Super Tuesday! Mr. Caplet em: Dance!

Alguns momentos da nossa vida ficam absolutamente marcados, como se fossem escritos na pedra. Uma vitória, uma partilha, um momento… uma dança! Nenhum de nós é capaz de definir exatamente quando o “clique” vai chegar. A verdadeira hora da redenção… quando os astros se alinham.

Vivemos meses, anos, décadas esperando aquele momento. No meu caso… até séculos. Vou contar uma história que algumas pessoas chamaram de vingança. Eu chamo de reparação. Por coincidência, volto à Jacques Lacan… mas não por causa dele… E sim da divina dama de amarelo! Viverei outros 500 anos sem esquecer aquela chegada. Um exemplo de saciedade e ânsia. Ali, poderia parar e olhar eternamente. Parado observando jamais seria paralisado. E o querer seria consequência natural.

Por outro lado, quando a marca é ruim, vem o ímpeto da redenção. Lembro que, à luz da psicanálise, a vingança “propaga e reafirma um gozo fora da Lei. Supõe um outro gozador, resiliente. Invariavelmente acaba por alienar o sujeito a este Outro. Só uma verdadeira desconstrução pode libertar o angustiado deste Outro. A vingança funciona ao contrário.

Confesso. Nunca engoli o 29 de outubro de 1929. Eu havia lutado com todas as minhas forças. Avisei, alertei… mas os operadores da Bolsa não conseguiam mais conter seus impulsos. Era realmente uma luta de superação, combate e incapacidade de aceitar qualquer nível de frustração. Uma das últimas apresentações que assisti antes daquela que injustamente ficou conhecida como Black Tuesday foi a palestra de Sigmund Freud aos investidores em Viena. Maio de 1929. A coisa já estava feia. Reuni um seleto grupo de americanos e ingleses. Ouviram atentos às explanações sobre o Ego e suas convicções de que nada é por acaso.

Sinceramente, para mim tudo era cristalino. Mas Freud era sim, estranho. Em meio a uma turma de vaidosos, invariavelmente frustrados, ficava difícil aceitar a inegável verdade. O modelo de operação no mercado financeiro havia fracassado. Eu disse a ele para não apelar para as questões, digamos, de foro íntimo, para justificar as atitudes dos supostos milionários. Mas Sig tinha uma acidez que escondia (mal, é verdade) uma superioridade intelectual quase sádica.

Enquanto todos justificavam a luta como uma busca pela materialidade, Freud afirmava categoricamente que o inconsciente estava materializado através da fala, e em atos falhos. A luta do Ego com o inconsciente tirava todos da linha, gerando falhas, frustração, perda e negação. Círculo vicioso incorrigível, sob sua ótica, em operadores de mercado.

Conheci Sig por um amigo em comum, aliás. Russo típico. Inchado de tanto que bebia. Apaixonado por Wagner e sua obra, Sergei Rachmaninoff era capaz de performances que encantavam até mesmo os que diziam não gostar de música erudita, e na verdade não entendiam era nada. Romântico, quase melancólico, lembrava Tchaikovski tocando. Ele, que estava em Bayeruth, terra onde Wagner deixou a maior parcela de sua obra, veio à Viena somente para uma apresentação.

Naquele dia eu já sabia que não haveria controle. Mas nunca me julguei responsável pelo que aconteceu. Confesso que vivi longos anos amadurecendo, em alguns momentos me consumindo. Culpa. Sentimento que só não é pior do que a pena. Eu teria minha hora. E ela veio! Mais de cinquenta anos depois. Antes tarde do que nunca.

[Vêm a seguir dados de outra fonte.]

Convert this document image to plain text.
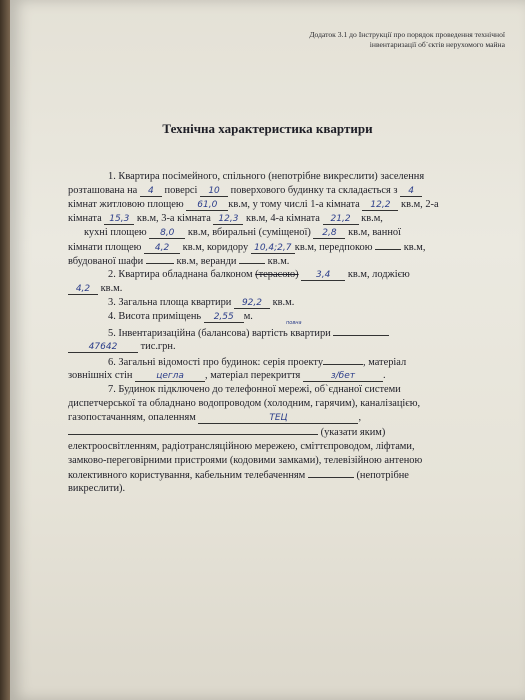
Додаток 3.1 до Інструкції про порядок проведення технічної
інвентаризації об`єктів нерухомого майна
Технічна характеристика квартири
1. Квартира посімейного, спільного (непотрібне викреслити) заселення
розташована на 4 поверсі 10 поверхового будинку та складається з 4
кімнат житловою площею 61,0 кв.м, у тому числі 1-а кімната 12,2 кв.м, 2-а
кімната 15,3 кв.м, 3-а кімната 12,3 кв.м, 4-а кімната 21,2 кв.м,
кухні площею 8,0 кв.м, вбиральні (суміщеної) 2,8 кв.м, ванної
кімнати площею 4,2 кв.м, коридору 10,4;2,7 кв.м, передпокою	кв.м,
вбудованої шафи	кв.м, веранди	кв.м.
2. Квартира обладнана балконом (терасою) 3,4 кв.м, лоджією
4,2 кв.м.
3. Загальна площа квартири 92,2 кв.м.
4. Висота приміщень 2,55 м.
повна
5. Інвентаризаційна (балансова) вартість квартири
47642 тис.грн.
6. Загальні відомості про будинок: серія проекту	, матеріал
зовнішніх стін	цегла , матеріал перекриття	з/бет	.
7. Будинок підключено до телефонної мережі, об`єднаної системи
диспетчерської та обладнано водопроводом (холодним, гарячим), каналізацією,
газопостачанням, опаленням	ТЕЦ	,
(указати яким)
електроосвітленням, радіотрансляційною мережею, сміттєпроводом, ліфтами,
замково-переговірними пристроями (кодовими замками), телевізійною антеною
колективного користування, кабельним телебаченням	(непотрібне
викреслити).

Era o começo da década de 80, minha quinta década de 80 é verdade. O ambiente político americano e mundial era tenso. Guerra-Fria.

Desde a fundação do Partido Republicano, em 1856 e das então nascentes primárias, eu sempre fui reconhecido como alguém com trânsito razoável entre os dois polarizadores da política americana.

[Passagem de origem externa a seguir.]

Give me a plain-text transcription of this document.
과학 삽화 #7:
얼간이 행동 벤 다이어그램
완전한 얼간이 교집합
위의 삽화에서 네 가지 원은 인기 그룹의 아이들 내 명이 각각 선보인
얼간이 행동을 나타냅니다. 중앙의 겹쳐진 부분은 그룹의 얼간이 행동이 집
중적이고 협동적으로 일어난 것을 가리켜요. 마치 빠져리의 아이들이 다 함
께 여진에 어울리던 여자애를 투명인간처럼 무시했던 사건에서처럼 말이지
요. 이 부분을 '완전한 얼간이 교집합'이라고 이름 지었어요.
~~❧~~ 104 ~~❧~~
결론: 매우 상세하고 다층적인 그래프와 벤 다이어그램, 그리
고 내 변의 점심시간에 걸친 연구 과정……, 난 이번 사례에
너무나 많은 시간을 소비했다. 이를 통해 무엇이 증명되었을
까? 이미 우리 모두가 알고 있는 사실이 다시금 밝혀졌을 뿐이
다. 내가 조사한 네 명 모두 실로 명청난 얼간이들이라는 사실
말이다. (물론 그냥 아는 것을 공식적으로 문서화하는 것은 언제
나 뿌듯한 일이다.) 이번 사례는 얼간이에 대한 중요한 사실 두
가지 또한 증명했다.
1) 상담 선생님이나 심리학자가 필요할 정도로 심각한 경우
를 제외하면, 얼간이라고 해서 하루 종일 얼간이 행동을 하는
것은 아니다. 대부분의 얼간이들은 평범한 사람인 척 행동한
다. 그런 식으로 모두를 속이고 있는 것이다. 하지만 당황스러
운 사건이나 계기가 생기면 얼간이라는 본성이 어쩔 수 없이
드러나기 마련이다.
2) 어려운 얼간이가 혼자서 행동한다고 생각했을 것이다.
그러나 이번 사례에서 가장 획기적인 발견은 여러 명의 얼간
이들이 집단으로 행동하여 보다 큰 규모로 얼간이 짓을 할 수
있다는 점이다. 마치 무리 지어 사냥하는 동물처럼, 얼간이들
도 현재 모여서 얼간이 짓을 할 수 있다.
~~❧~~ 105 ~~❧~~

A verdade era que os Democratas estavam enfurecidos. Jimmy Carter poderia ter sido um excepcional presidente. Defensor da paz, articulador. Admirado. Esqueceu a lição de casa. Sucessivos déficits primários e uma brusca desaceleração da economia. Carter foi melhor para o mundo do que para a América. Foi massacrado por Ronald Reagan nas eleições de 1980. Perdeu em simplesmente 44 estados, inclusive na Georgia, sua terra natal.

O comitê do Partido Democrata entendeu que errou na escolha do candidato. E as prévias deveriam mudar. Iowa tinha muita força nos resultados e acabava influenciando os outros votos. Quando me chamaram para tentar pensar um novo modelo a propor, imaginaram que uma análise histórico-estatística-emocional-político-pragmática poderia mitigar os riscos de alguém tão fraco acabar sendo o candidato do Partido nas eleições majoritárias. Hoje já posso contar… o próprio Reagan não era consenso. “Too much Hollywood” – confidenciou-me um dos principais delegados republicanos à época.

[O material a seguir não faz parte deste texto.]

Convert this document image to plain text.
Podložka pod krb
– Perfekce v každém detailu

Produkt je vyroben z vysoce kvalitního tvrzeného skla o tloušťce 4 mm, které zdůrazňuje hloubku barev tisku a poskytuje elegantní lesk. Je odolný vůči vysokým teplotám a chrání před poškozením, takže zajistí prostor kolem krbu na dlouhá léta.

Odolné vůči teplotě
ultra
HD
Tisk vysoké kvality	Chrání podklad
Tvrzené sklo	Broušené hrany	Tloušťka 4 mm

Enfim, tratei de desenhar um modelo que cruzasse as votações históricas, dados de performance econômica, social e tendências demográficas para criar uma concentração de eventos que pudesse ser o mais apurado retrato da pluralidade de realidades das diferentes regiões. Assim, seria capaz de clarear os rumos das eleições a partir do que seria mais próximo de um consenso da expectativa nacional. Eu queria concentrar California, Missouri, Texas, Florida, Tennessee (adoro Memphis), Mississippi, Georgia, Illinois e Washington. Teríamos 73% do PIB e 46% da população. Era uma amostra absolutamente relevante. Consistente, mantinha o drive pedido por todos.

Como foi um momento de desaceleração econômica, racionalização dos recursos era importante. E a concentração das primárias diminuiria a dispersão de dinheiro, mobilizando esforços em uma data única. Sinceramente, não sei até hoje se os Democratas pagaram o preço da ingenuidade ou da soberba. Levaram a proposta adiante, e conseguiram convencer os Republicanos e o Senado a aprovar o modelo. Já não era o que eu desenhei. A política, como quase sempre, se sobrepôs à técnica.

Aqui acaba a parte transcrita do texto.